I’m definitely guilty of this. I’m way too hard on myself without realizing it, especially when it comes to writing. If I don’t do it on the first try, failure. If I don’t accomplish everything I want to by the end of the day, failure. If I don’t pick up on something quickly enough, failure. If I don’t find “balance” between all the things that are important to me, again, failure.

It’s way easier to be hard on ourselves than to appreciate all we’ve accomplished. It’s easier to give in to that little voice that seems to be rooted in our brains to remind us how we aren’t good enough. That’s why it’s so important to take time for ourselves and really evaluate where we are in our lives. Be more aware of that negative voice and call it out. Instead of focusing on what hasn’t been done, take a moment to reflect on all you’ve accomplished the past week, the past month, the past year.

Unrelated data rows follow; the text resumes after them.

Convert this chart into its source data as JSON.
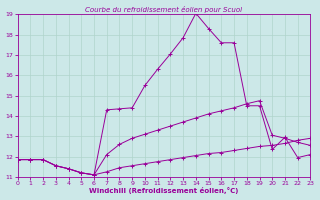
{
  "title": "Courbe du refroidissement éolien pour Scuol",
  "xlabel": "Windchill (Refroidissement éolien,°C)",
  "xlim": [
    0,
    23
  ],
  "ylim": [
    11,
    19
  ],
  "xticks": [
    0,
    1,
    2,
    3,
    4,
    5,
    6,
    7,
    8,
    9,
    10,
    11,
    12,
    13,
    14,
    15,
    16,
    17,
    18,
    19,
    20,
    21,
    22,
    23
  ],
  "yticks": [
    11,
    12,
    13,
    14,
    15,
    16,
    17,
    18,
    19
  ],
  "background_color": "#cce8e8",
  "grid_color": "#b0d4cc",
  "line_color": "#990099",
  "series1_x": [
    0,
    1,
    2,
    3,
    4,
    5,
    6,
    7,
    8,
    9,
    10,
    11,
    12,
    13,
    14,
    15,
    16,
    17,
    18,
    19,
    20,
    21,
    22,
    23
  ],
  "series1_y": [
    11.85,
    11.85,
    11.85,
    11.55,
    11.4,
    11.2,
    11.1,
    11.25,
    11.45,
    11.55,
    11.65,
    11.75,
    11.85,
    11.95,
    12.05,
    12.15,
    12.2,
    12.3,
    12.4,
    12.5,
    12.55,
    12.65,
    12.8,
    12.9
  ],
  "series2_x": [
    0,
    1,
    2,
    3,
    4,
    5,
    6,
    7,
    8,
    9,
    10,
    11,
    12,
    13,
    14,
    15,
    16,
    17,
    18,
    19,
    20,
    21,
    22,
    23
  ],
  "series2_y": [
    11.85,
    11.85,
    11.85,
    11.55,
    11.4,
    11.2,
    11.1,
    12.1,
    12.6,
    12.9,
    13.1,
    13.3,
    13.5,
    13.7,
    13.9,
    14.1,
    14.25,
    14.4,
    14.6,
    14.75,
    13.05,
    12.9,
    12.7,
    12.55
  ],
  "series3_x": [
    0,
    1,
    2,
    3,
    4,
    5,
    6,
    7,
    8,
    9,
    10,
    11,
    12,
    13,
    14,
    15,
    16,
    17,
    18,
    19,
    20,
    21,
    22,
    23
  ],
  "series3_y": [
    11.85,
    11.85,
    11.85,
    11.55,
    11.4,
    11.2,
    11.1,
    14.3,
    14.35,
    14.4,
    15.5,
    16.3,
    17.05,
    17.85,
    19.05,
    18.3,
    17.6,
    17.6,
    14.5,
    14.5,
    12.35,
    12.95,
    11.95,
    12.1
  ]
}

When working on the first draft of Swabby, I tended to focus on the negative for a while. I hit a hard burnout last fall and it was seeping into every aspect of my life. My writing suffered and I barely wrote on a regular basis for months on end. I was trying to do too much at once without realizing what I was truly doing to myself. When I struggled with my writing schedule and it wasn’t a part of my regular routine anymore, I was even harder on myself.

I pushed myself too far until I wasn’t sure how I’d get back to my regular flow. It was only when I started out small and was kinder to myself that things finally started to change. I focused less on what had to be done every day, and instead focused on what I wanted to do that day. I would set small goals for myself that were very attainable. With time, those goals suddenly started to grow bigger. I still kept my small goals, but I was able to set bigger goals to work towards without feeling overwhelmed.

That’s why having a reward system is so important. My writing coach that I’ve been working on and off with for the last few months, Lindsay Elizabeth, reminded me of this fact constantly. Celebrate your successes, no matter how small, and be as specific as possible. While writing Swabby, I would reward myself with a movie whenever I hit a certain word count goal. Something simple and meaningful. Since I don’t have as much time to just sit, relax, and watch a movie as much as I used to, that was the ideal choice for me. Sometimes the reward was buying an exclusive edition of a book I was excited about. The bigger the goal, the bigger the reward. I live by this now, and I’m far more motivated to keep a steady pace with my writing goals.


I’ve already grown so much while writing this book, and I’m excited to see where this journey takes me. It’s incredible and magical. I can honestly say I’ve never felt this way about one of my projects before. Somehow, this story feels different to me. Precious in a way that differs from my previous works, though I’m still incredibly proud and passionate about those.

There is still plenty of work to be done on this project, and I can’t wait to see what comes next.